USAID’s Pakistan Reading Project comes to an end

ISLAMABAD: After seven years of partnerships with federal and provincial education leaders and training of more than 27,000 teachers to improve the reading skills of schoolchildren, the Pakistan Reading Project (PRP) funded by United States Agency for International Development (USAID) has ended.

Around 1.7 million children benefited from the project across Pakistan. Learning material, through the project was developed for teachers and students in Urdu, Sindhi, Balochi, Pashto, Brahui along with two other Sindhi and Balochi dialects and 7.3 million copies of it were distributed throughout the country.

Education officials from the governments of Pakistan and the United States along with USAID’s implementing partner, the International Rescue Committee, held a ceremony on Wednesday to showcase the progarmme’s success.

“One of the successes of the project was to further validate the importance of learning to read in local languages in the early grades of school. Our hope is that the project’s methodology can expand to all public schools around the country through the support of the Pakistan government and PRP’s partners. As we have seen from the schools where the project was successful, this initiative can improve the foundational reading skills of early grades’ students, which will lead to more success in the later grades,” saidDeputy Mission Director Michael Nehrbass.

Reading and learning material, developed during the project is available on the websites of education departments of Khyber Pakhtunkhwa, Balochistan, Sindh, and the Islamabad Capital Territory for free public access.
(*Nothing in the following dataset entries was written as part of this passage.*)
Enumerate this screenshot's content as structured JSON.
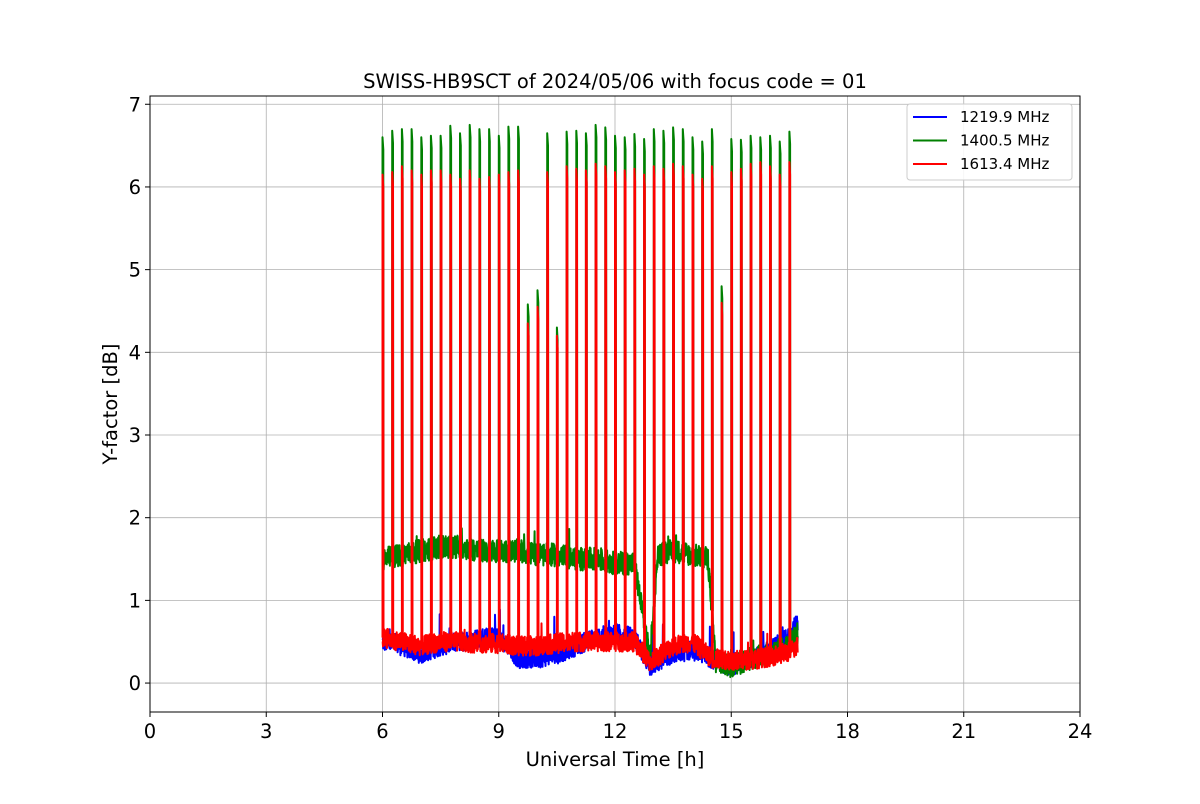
{
  "chart_data": {
    "type": "line",
    "title": "SWISS-HB9SCT of 2024/05/06 with focus code = 01",
    "xlabel": "Universal Time [h]",
    "ylabel": "Y-factor [dB]",
    "xlim": [
      0,
      24
    ],
    "ylim": [
      -0.35,
      7.1
    ],
    "xticks": [
      0,
      3,
      6,
      9,
      12,
      15,
      18,
      21,
      24
    ],
    "yticks": [
      0,
      1,
      2,
      3,
      4,
      5,
      6,
      7
    ],
    "grid": true,
    "legend_position": "top-right",
    "data_start_h": 6.0,
    "data_end_h": 16.72,
    "series": [
      {
        "name": "1219.9 MHz",
        "color": "#0000ff",
        "baseline_segments": [
          {
            "x": 6.0,
            "y": 0.5
          },
          {
            "x": 6.5,
            "y": 0.45
          },
          {
            "x": 7.0,
            "y": 0.35
          },
          {
            "x": 7.5,
            "y": 0.45
          },
          {
            "x": 8.0,
            "y": 0.5
          },
          {
            "x": 8.5,
            "y": 0.55
          },
          {
            "x": 9.0,
            "y": 0.55
          },
          {
            "x": 9.5,
            "y": 0.3
          },
          {
            "x": 10.0,
            "y": 0.3
          },
          {
            "x": 10.5,
            "y": 0.35
          },
          {
            "x": 11.0,
            "y": 0.45
          },
          {
            "x": 11.5,
            "y": 0.55
          },
          {
            "x": 12.0,
            "y": 0.6
          },
          {
            "x": 12.5,
            "y": 0.55
          },
          {
            "x": 12.9,
            "y": 0.2
          },
          {
            "x": 13.5,
            "y": 0.35
          },
          {
            "x": 14.0,
            "y": 0.4
          },
          {
            "x": 14.5,
            "y": 0.3
          },
          {
            "x": 15.0,
            "y": 0.2
          },
          {
            "x": 15.5,
            "y": 0.3
          },
          {
            "x": 16.0,
            "y": 0.4
          },
          {
            "x": 16.5,
            "y": 0.55
          },
          {
            "x": 16.72,
            "y": 0.75
          }
        ]
      },
      {
        "name": "1400.5 MHz",
        "color": "#008000",
        "baseline_segments": [
          {
            "x": 6.0,
            "y": 1.5
          },
          {
            "x": 6.5,
            "y": 1.55
          },
          {
            "x": 7.0,
            "y": 1.6
          },
          {
            "x": 7.5,
            "y": 1.65
          },
          {
            "x": 8.0,
            "y": 1.65
          },
          {
            "x": 8.5,
            "y": 1.6
          },
          {
            "x": 9.0,
            "y": 1.6
          },
          {
            "x": 9.5,
            "y": 1.6
          },
          {
            "x": 10.0,
            "y": 1.55
          },
          {
            "x": 10.5,
            "y": 1.55
          },
          {
            "x": 11.0,
            "y": 1.5
          },
          {
            "x": 11.5,
            "y": 1.5
          },
          {
            "x": 12.0,
            "y": 1.45
          },
          {
            "x": 12.5,
            "y": 1.45
          },
          {
            "x": 12.9,
            "y": 0.3
          },
          {
            "x": 13.1,
            "y": 1.55
          },
          {
            "x": 13.5,
            "y": 1.6
          },
          {
            "x": 14.0,
            "y": 1.55
          },
          {
            "x": 14.4,
            "y": 1.5
          },
          {
            "x": 14.6,
            "y": 0.25
          },
          {
            "x": 15.0,
            "y": 0.2
          },
          {
            "x": 15.5,
            "y": 0.3
          },
          {
            "x": 16.0,
            "y": 0.35
          },
          {
            "x": 16.5,
            "y": 0.45
          },
          {
            "x": 16.72,
            "y": 0.6
          }
        ],
        "peaks": [
          {
            "x": 6.0,
            "y": 6.6
          },
          {
            "x": 6.25,
            "y": 6.68
          },
          {
            "x": 6.5,
            "y": 6.7
          },
          {
            "x": 6.75,
            "y": 6.7
          },
          {
            "x": 7.0,
            "y": 6.6
          },
          {
            "x": 7.25,
            "y": 6.62
          },
          {
            "x": 7.5,
            "y": 6.62
          },
          {
            "x": 7.75,
            "y": 6.74
          },
          {
            "x": 8.0,
            "y": 6.65
          },
          {
            "x": 8.25,
            "y": 6.75
          },
          {
            "x": 8.5,
            "y": 6.7
          },
          {
            "x": 8.75,
            "y": 6.7
          },
          {
            "x": 9.0,
            "y": 6.62
          },
          {
            "x": 9.25,
            "y": 6.73
          },
          {
            "x": 9.5,
            "y": 6.73
          },
          {
            "x": 9.75,
            "y": 4.58
          },
          {
            "x": 10.0,
            "y": 4.75
          },
          {
            "x": 10.25,
            "y": 6.65
          },
          {
            "x": 10.5,
            "y": 4.3
          },
          {
            "x": 10.75,
            "y": 6.67
          },
          {
            "x": 11.0,
            "y": 6.68
          },
          {
            "x": 11.25,
            "y": 6.65
          },
          {
            "x": 11.5,
            "y": 6.75
          },
          {
            "x": 11.75,
            "y": 6.72
          },
          {
            "x": 12.0,
            "y": 6.62
          },
          {
            "x": 12.25,
            "y": 6.6
          },
          {
            "x": 12.5,
            "y": 6.64
          },
          {
            "x": 12.75,
            "y": 6.58
          },
          {
            "x": 13.0,
            "y": 6.7
          },
          {
            "x": 13.25,
            "y": 6.68
          },
          {
            "x": 13.5,
            "y": 6.72
          },
          {
            "x": 13.75,
            "y": 6.7
          },
          {
            "x": 14.0,
            "y": 6.6
          },
          {
            "x": 14.25,
            "y": 6.55
          },
          {
            "x": 14.5,
            "y": 6.7
          },
          {
            "x": 14.75,
            "y": 4.8
          },
          {
            "x": 15.0,
            "y": 6.58
          },
          {
            "x": 15.25,
            "y": 6.57
          },
          {
            "x": 15.5,
            "y": 6.62
          },
          {
            "x": 15.75,
            "y": 6.6
          },
          {
            "x": 16.0,
            "y": 6.62
          },
          {
            "x": 16.25,
            "y": 6.55
          },
          {
            "x": 16.5,
            "y": 6.67
          }
        ]
      },
      {
        "name": "1613.4 MHz",
        "color": "#ff0000",
        "baseline_segments": [
          {
            "x": 6.0,
            "y": 0.55
          },
          {
            "x": 6.5,
            "y": 0.5
          },
          {
            "x": 7.0,
            "y": 0.45
          },
          {
            "x": 7.5,
            "y": 0.5
          },
          {
            "x": 8.0,
            "y": 0.5
          },
          {
            "x": 8.5,
            "y": 0.48
          },
          {
            "x": 9.0,
            "y": 0.48
          },
          {
            "x": 9.5,
            "y": 0.45
          },
          {
            "x": 10.0,
            "y": 0.45
          },
          {
            "x": 10.5,
            "y": 0.48
          },
          {
            "x": 11.0,
            "y": 0.5
          },
          {
            "x": 11.5,
            "y": 0.5
          },
          {
            "x": 12.0,
            "y": 0.5
          },
          {
            "x": 12.5,
            "y": 0.5
          },
          {
            "x": 12.9,
            "y": 0.25
          },
          {
            "x": 13.5,
            "y": 0.45
          },
          {
            "x": 14.0,
            "y": 0.5
          },
          {
            "x": 14.5,
            "y": 0.3
          },
          {
            "x": 15.0,
            "y": 0.28
          },
          {
            "x": 15.5,
            "y": 0.28
          },
          {
            "x": 16.0,
            "y": 0.32
          },
          {
            "x": 16.5,
            "y": 0.38
          },
          {
            "x": 16.72,
            "y": 0.45
          }
        ],
        "peaks": [
          {
            "x": 6.0,
            "y": 6.15
          },
          {
            "x": 6.25,
            "y": 6.18
          },
          {
            "x": 6.5,
            "y": 6.25
          },
          {
            "x": 6.75,
            "y": 6.2
          },
          {
            "x": 7.0,
            "y": 6.15
          },
          {
            "x": 7.25,
            "y": 6.2
          },
          {
            "x": 7.5,
            "y": 6.2
          },
          {
            "x": 7.75,
            "y": 6.15
          },
          {
            "x": 8.0,
            "y": 6.1
          },
          {
            "x": 8.25,
            "y": 6.2
          },
          {
            "x": 8.5,
            "y": 6.1
          },
          {
            "x": 8.75,
            "y": 6.12
          },
          {
            "x": 9.0,
            "y": 6.15
          },
          {
            "x": 9.25,
            "y": 6.18
          },
          {
            "x": 9.5,
            "y": 6.2
          },
          {
            "x": 9.75,
            "y": 4.35
          },
          {
            "x": 10.0,
            "y": 4.55
          },
          {
            "x": 10.25,
            "y": 6.18
          },
          {
            "x": 10.5,
            "y": 4.2
          },
          {
            "x": 10.75,
            "y": 6.25
          },
          {
            "x": 11.0,
            "y": 6.22
          },
          {
            "x": 11.25,
            "y": 6.2
          },
          {
            "x": 11.5,
            "y": 6.28
          },
          {
            "x": 11.75,
            "y": 6.25
          },
          {
            "x": 12.0,
            "y": 6.18
          },
          {
            "x": 12.25,
            "y": 6.2
          },
          {
            "x": 12.5,
            "y": 6.22
          },
          {
            "x": 12.75,
            "y": 6.15
          },
          {
            "x": 13.0,
            "y": 6.25
          },
          {
            "x": 13.25,
            "y": 6.22
          },
          {
            "x": 13.5,
            "y": 6.28
          },
          {
            "x": 13.75,
            "y": 6.25
          },
          {
            "x": 14.0,
            "y": 6.15
          },
          {
            "x": 14.25,
            "y": 6.1
          },
          {
            "x": 14.5,
            "y": 6.25
          },
          {
            "x": 14.75,
            "y": 4.6
          },
          {
            "x": 15.0,
            "y": 6.18
          },
          {
            "x": 15.25,
            "y": 6.22
          },
          {
            "x": 15.5,
            "y": 6.28
          },
          {
            "x": 15.75,
            "y": 6.3
          },
          {
            "x": 16.0,
            "y": 6.25
          },
          {
            "x": 16.25,
            "y": 6.15
          },
          {
            "x": 16.5,
            "y": 6.3
          }
        ]
      }
    ]
  }
}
It can also be downloaded free of cost from the Global Digital Library Portal, www.digitallibrary.io.

PRP’s work with provincial curriculum departments and textbook boards resulted in the adoption of Urdu and Sindhi language curricula and improved textbooks for grades one and two, which incorporate teaching instructions based on phonics, assessment, gender inclusion and equity.The project also supported development of curriculum for teacher education and training for more than 7,700 youth through tertiary education programmes. Consequently, 41pc of the teacher trainees are now employed and 21pc are pursuing higher education.